RESTful API Best Practices and Common Pitfalls

As a person who spends his day integrating systems, I’ve found that at least half of the APIs I use radically differ from REST semantics, make changes too often and too quickly, don’t validate enough, and/or don’t have proper documentation. There are tons of resources for making good RESTful APIs already, but I thought I’d add to the mix with some semantic rules and some technical ones that I see broken over and over.

Now, I’m not advocating that you should spend your time trying to implement a fully-compliant REST API — very few have and there’s not much benefit to doing so. I’m a believer in pragmatic REST — that is, you should do what makes sense and throw out what doesn’t. I’m being vague on purpose because it really comes down to your particular use case.

Honestly, good REST design practices could fill an entire book.
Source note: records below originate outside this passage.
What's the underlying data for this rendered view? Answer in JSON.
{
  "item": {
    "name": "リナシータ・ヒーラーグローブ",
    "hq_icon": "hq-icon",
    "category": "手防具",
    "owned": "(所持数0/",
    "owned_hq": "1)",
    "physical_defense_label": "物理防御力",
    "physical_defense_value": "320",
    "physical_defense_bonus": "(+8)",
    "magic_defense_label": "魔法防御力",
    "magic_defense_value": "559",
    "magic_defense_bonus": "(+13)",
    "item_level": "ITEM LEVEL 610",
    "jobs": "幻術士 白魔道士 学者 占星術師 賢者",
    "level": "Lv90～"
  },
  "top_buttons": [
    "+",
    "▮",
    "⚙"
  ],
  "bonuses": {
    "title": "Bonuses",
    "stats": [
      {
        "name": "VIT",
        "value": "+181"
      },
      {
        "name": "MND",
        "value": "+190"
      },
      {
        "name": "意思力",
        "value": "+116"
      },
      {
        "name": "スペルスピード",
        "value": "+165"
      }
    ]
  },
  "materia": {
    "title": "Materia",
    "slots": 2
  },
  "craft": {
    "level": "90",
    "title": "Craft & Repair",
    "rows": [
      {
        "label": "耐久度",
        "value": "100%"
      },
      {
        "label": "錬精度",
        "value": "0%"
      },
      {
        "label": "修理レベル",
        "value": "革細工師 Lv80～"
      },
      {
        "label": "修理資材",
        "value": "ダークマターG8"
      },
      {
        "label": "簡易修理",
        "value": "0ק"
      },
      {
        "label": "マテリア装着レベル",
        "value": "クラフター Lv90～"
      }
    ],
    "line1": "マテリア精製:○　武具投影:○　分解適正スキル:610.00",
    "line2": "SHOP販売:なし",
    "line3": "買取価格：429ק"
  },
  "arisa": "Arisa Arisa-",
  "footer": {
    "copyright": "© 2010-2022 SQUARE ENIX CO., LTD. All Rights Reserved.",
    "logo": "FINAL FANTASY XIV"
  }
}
For the sake of brevity, I’ve chosen ten– four related to technical implementation, six related to semantic. The examples are done using ASP.NET Web API, but the semantic stuff (and the technical, conceptually!) also applies to RESTful APIs made using other web frameworks and languages.

When it comes to RESTful API design, I have two main rules.

  1. Do what’s expected. No reason to get creative — a really creative API is probably a bad API. Follow established best practices.
  2. Be consistent. Use the same endpoint structure, HTTP status codes, HTTP verbs, etc. for your requests, for the same reasons. A poorly formed request should return 400, not 404.